Die übermäßige Verlängerung der politischen Krise mit all ihren wirtschaftlichen, sozialen und imagebezogenen Kosten führt tendenziell zu einer Einebnung der Wahlergebnisse der Parteien, die die ehemalige Regierungskoalition bildeten, wobei keine die 20-Prozent-Hürde überschreitet.
Präferenzen der mobilisierten Wähler
Unter den Befragten, die angeben, mit Sicherheit an den Parlamentswahlen teilzunehmen (45 % der Gesamtstichprobe), verschieben sich die Wahlabsichten. In diesem mobilisierten Segment steigt die AUR leicht auf 40,2 %, während die PNL mit 17,2 % an der PSD vorbei auf den zweiten Platz vorrückt. Die PSD verzeichnet unter den sicheren Wählern 16,4 %, ein Rückgang um 2,3 Prozentpunkte im Vergleich zu ihrem Gesamtergebnis. Die USR steigt unter den entschlossenen Teilnehmern auf 11,4 %. Die Demokratische Union der Ungarn in Rumänien (UDMR) und SENS verzeichnen in dieser Gruppe jeweils 4,8 % Unterstützung, während die Partei der Jungen Leute (POT) 2,2 % und SOS Rumänien 1,8 % erreicht.
- AUR
- 40.2 %
- PNL
- 17.2 %
- PSD
- 16.4 %
- USR
- 11.4 %
- UDMR
- 4.8 %
- SENS
- 4.8 %
- POT
- 2.2 %
- SOS Rumänien
- 1.8 %
Kleinere Parteien und Wahlbeteiligungsverteilung
In der allgemeinen Präferenzstichprobe erreichte die UDMR 5,5 %, während SENS 4,1 % erreichte, ein Anstieg von 2,5 % im Mai und eine Annäherung an die 5-Prozent-Hürde.

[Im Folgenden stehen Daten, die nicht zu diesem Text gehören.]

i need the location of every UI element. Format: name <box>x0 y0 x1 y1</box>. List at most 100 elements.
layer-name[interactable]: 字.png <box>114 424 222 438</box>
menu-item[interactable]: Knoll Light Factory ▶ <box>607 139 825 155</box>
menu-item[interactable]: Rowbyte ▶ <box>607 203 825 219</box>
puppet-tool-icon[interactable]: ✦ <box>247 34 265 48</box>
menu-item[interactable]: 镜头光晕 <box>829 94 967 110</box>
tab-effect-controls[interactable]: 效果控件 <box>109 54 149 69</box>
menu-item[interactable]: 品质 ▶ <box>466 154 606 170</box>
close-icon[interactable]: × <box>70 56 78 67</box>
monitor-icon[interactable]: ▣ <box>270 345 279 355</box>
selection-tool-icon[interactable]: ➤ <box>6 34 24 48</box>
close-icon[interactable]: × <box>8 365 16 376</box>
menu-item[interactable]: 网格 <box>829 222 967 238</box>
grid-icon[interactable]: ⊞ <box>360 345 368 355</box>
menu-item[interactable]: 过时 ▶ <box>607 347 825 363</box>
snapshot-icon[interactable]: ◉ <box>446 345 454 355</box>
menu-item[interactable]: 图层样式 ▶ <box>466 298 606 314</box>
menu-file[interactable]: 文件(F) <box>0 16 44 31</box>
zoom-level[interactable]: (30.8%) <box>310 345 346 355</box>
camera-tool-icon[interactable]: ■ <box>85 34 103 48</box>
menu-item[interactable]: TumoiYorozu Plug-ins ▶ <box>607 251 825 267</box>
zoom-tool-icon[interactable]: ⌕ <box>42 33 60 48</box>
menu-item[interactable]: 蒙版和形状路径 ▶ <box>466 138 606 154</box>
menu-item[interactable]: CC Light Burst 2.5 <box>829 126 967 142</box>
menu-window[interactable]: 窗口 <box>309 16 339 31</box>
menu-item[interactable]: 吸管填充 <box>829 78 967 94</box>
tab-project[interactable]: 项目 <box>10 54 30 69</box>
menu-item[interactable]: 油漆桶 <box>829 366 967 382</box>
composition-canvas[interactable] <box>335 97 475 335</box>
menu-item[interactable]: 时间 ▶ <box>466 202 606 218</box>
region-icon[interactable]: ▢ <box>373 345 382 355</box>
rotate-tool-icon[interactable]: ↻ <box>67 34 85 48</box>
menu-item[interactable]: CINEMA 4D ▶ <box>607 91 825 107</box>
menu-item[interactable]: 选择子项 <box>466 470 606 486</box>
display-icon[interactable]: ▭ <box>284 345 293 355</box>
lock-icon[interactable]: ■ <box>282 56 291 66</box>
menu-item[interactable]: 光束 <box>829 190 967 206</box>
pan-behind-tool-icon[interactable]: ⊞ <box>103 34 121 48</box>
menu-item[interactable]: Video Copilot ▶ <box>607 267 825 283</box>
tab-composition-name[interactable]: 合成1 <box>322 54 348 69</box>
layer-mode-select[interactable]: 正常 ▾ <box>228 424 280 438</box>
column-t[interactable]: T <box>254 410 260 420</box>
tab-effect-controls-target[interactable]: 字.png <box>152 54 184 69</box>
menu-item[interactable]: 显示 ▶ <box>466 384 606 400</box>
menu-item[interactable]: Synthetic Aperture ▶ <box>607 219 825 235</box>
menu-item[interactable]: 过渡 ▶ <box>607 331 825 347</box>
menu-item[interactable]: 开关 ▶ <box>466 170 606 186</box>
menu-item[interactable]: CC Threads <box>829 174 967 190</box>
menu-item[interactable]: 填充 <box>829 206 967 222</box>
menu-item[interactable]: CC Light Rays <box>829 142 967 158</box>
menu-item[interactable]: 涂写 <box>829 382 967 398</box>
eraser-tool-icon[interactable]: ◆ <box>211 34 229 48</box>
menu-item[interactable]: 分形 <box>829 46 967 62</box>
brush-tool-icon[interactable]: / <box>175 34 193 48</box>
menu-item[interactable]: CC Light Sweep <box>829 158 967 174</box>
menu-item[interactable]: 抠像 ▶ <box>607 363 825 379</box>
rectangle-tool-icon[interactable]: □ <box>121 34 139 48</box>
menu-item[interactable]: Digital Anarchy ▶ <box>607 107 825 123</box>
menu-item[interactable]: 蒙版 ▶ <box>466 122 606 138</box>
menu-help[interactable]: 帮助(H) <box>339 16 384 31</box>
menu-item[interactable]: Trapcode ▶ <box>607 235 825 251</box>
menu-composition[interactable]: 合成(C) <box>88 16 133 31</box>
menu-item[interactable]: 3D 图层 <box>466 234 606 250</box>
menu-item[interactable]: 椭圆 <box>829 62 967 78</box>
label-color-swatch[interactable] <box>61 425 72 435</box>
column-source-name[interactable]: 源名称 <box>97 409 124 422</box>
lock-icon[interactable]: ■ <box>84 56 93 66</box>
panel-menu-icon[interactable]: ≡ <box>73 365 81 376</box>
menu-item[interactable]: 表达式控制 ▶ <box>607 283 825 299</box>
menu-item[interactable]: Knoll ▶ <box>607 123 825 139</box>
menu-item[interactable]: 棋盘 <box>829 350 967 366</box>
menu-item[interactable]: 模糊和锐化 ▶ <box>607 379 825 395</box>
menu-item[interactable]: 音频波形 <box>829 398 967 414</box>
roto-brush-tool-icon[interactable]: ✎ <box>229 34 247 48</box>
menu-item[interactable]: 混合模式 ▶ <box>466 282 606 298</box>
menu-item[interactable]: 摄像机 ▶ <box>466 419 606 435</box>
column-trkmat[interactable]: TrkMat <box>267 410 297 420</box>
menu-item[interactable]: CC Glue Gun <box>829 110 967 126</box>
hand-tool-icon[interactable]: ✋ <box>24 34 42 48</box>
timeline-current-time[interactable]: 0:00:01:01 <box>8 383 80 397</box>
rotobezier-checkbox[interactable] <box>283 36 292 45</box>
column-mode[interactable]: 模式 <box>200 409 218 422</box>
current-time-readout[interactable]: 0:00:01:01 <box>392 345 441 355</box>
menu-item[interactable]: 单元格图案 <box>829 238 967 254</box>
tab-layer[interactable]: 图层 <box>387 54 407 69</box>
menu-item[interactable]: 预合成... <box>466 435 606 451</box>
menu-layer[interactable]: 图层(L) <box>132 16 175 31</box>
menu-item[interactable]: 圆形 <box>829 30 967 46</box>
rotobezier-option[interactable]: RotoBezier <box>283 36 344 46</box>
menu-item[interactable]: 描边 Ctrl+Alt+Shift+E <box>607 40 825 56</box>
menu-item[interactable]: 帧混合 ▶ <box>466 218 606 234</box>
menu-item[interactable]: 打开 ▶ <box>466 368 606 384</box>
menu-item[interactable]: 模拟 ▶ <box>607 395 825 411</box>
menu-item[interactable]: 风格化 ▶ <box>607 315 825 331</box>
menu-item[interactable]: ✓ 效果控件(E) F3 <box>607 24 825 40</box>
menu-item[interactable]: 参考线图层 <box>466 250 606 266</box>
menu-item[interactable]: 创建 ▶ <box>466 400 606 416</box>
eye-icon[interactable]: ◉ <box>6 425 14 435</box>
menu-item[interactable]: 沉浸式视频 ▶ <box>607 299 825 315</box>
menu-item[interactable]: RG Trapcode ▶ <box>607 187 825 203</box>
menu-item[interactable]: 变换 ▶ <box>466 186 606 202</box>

Sowohl SOS Rumänien als auch POT verzeichneten 2,7 %, während unabhängige Kandidaten 1 % und andere Parteien 0,3 % erreichten. Auf einer Skala von 1 bis 10 zur Messung der Wahlbeteiligungssicherheit wählten 56,7 % der Befragten die 10 („sicher ja“), während 17,8 % die 1 („sicher nein“) wählten. Bei den übrigen Werten wählten 7,8 % die 5, 3,7 % die 7, 3,5 % die 8, 3,5 % die 9, 2,5 % die 6, 1,3 % die 2, 0,7 % die 3, 0,6 % die 4 und 1,8 % waren unentschlossen. Die Umfrage befragte 1.100 nicht institutionalisierte erwachsene Befragte mittels computergestützter Telefoninterviews (CATI) mit einer Fehlermarge von plus/minus 3 % bei einem Konfidenzniveau von 95 %.